This study addresses the substantial memory pressure and performance trade-offs in large language model (LLM) inference caused by KV cache growth with increasing context length and concurrent requests. The authors systematically evaluate three state-of-the-art KV cache management frameworks—vLLM, InfiniGen, and H2O—across diverse workloads, model scales, and sparsity conditions, measuring their latency, throughput, and memory efficiency. By integrating key techniques such as tensor offloading, token eviction heuristics, and speculative scheduling, the work provides the first comprehensive characterization of the operational boundaries of these strategies under varied deployment scenarios. It identifies optimal configurations under specific memory and performance constraints, offering empirical insights and practical guidance for designing efficient LLM inference systems.
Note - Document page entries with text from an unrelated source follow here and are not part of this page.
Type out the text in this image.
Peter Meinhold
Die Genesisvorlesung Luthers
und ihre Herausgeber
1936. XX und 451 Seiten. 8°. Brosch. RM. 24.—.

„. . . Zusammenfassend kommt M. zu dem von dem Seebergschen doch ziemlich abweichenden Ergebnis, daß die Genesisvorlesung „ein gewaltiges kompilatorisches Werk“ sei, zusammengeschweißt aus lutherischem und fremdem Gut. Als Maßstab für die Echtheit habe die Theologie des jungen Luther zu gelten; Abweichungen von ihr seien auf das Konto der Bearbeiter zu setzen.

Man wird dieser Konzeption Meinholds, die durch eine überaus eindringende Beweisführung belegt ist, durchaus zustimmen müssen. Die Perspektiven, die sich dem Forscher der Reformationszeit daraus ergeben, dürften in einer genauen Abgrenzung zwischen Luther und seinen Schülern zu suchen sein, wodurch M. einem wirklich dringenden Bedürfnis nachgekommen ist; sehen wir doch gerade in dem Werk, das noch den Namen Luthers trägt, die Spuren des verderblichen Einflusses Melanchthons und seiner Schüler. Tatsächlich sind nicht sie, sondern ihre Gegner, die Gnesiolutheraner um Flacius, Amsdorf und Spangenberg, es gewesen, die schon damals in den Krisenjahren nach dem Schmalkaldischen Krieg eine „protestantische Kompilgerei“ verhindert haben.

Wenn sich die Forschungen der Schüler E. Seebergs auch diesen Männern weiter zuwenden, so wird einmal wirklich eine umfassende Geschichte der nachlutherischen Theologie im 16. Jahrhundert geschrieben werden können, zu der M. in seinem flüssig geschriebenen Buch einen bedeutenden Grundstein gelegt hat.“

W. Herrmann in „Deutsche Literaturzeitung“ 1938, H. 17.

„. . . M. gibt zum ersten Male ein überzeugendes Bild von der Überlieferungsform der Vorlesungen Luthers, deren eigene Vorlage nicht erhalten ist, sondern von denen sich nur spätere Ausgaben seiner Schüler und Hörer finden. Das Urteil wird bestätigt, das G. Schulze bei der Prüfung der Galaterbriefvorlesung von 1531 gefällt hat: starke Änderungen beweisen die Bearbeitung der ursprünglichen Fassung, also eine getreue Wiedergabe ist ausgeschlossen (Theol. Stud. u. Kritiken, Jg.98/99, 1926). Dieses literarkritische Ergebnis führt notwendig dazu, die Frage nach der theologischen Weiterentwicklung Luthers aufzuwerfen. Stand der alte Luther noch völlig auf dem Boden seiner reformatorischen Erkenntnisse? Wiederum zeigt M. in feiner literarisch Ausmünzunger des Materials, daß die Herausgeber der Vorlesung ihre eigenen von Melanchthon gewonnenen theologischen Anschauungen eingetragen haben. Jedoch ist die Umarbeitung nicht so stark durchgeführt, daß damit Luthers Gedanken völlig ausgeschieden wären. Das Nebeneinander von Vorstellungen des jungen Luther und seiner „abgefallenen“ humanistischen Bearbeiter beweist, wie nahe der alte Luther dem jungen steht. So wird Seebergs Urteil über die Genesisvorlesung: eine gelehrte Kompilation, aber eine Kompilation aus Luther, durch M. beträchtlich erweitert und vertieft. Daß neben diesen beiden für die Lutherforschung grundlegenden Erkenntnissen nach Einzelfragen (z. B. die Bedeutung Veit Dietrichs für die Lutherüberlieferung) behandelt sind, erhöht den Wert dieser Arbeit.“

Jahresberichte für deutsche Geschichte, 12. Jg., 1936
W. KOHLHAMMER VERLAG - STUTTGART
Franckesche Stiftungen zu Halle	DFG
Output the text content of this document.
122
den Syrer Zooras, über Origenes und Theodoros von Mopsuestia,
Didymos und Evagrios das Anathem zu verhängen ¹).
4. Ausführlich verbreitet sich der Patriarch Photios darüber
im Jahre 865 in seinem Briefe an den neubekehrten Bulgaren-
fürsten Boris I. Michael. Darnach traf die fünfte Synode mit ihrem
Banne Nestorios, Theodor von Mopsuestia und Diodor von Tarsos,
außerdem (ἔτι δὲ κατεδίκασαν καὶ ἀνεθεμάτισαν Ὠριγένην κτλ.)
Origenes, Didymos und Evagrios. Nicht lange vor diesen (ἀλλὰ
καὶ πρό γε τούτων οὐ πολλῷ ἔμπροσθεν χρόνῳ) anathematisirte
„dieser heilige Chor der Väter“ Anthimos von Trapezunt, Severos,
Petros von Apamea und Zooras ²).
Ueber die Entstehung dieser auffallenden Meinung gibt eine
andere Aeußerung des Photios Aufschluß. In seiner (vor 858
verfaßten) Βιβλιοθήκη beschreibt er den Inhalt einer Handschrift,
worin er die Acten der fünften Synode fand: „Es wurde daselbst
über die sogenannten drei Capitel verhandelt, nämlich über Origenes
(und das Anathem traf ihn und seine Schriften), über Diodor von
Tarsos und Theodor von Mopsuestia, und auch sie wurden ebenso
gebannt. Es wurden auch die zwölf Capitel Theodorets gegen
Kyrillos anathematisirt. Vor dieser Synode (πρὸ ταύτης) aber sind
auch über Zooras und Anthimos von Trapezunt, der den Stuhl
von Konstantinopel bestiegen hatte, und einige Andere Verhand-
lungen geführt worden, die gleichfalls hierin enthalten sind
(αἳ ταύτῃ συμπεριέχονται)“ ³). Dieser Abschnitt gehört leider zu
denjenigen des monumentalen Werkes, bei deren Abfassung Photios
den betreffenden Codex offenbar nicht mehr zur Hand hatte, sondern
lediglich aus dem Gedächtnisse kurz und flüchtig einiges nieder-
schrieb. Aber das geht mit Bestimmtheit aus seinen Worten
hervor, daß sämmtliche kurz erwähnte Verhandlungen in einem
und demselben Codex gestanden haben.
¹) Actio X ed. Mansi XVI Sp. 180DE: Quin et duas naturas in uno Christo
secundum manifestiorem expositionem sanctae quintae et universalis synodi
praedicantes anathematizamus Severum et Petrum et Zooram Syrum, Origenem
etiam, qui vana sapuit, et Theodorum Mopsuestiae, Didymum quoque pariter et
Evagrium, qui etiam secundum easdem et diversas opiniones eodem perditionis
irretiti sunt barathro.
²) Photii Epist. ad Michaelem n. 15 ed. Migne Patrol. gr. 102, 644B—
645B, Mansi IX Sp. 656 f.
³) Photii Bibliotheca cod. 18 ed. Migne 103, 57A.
Efficient inference with Large Language Models (LLMs) increasingly relies on Key-Value (KV) caches to store previously computed key and value vectors at each layer. These caches are essential to minimize redundant computation during autoregressive token generation, lowering computational complexity from quadratic to linear. However, the growth of KV caches has posed significant system-level challenges, particularly as model sizes increase, context lengths grow, and concurrent requests compete for limited memory resources. Even though several recent frameworks for KV cache management have emerged, their comparative trade-offs in memory consumption and inference performance have not been fully understood, especially under varying request sizes and model configurations. In this work, we conduct an empirical study of three state-of-the-art KV cache management frameworks: vLLM, InfiniGen, and H2O. These frameworks employ techniques such as tensor offloading, token eviction heuristics, and speculative scheduling to balance memory usage and performance. We evaluate their performance in terms of a range of metrics such as latency, throughput, and memory usage across a spectrum of key parameters including request rates, model sizes, and sparsity levels. Our results pinpoint the conditions for each framework to perform the best, revealing the most suitable selection and configuration of KV cache strategies under memory and performance constraints.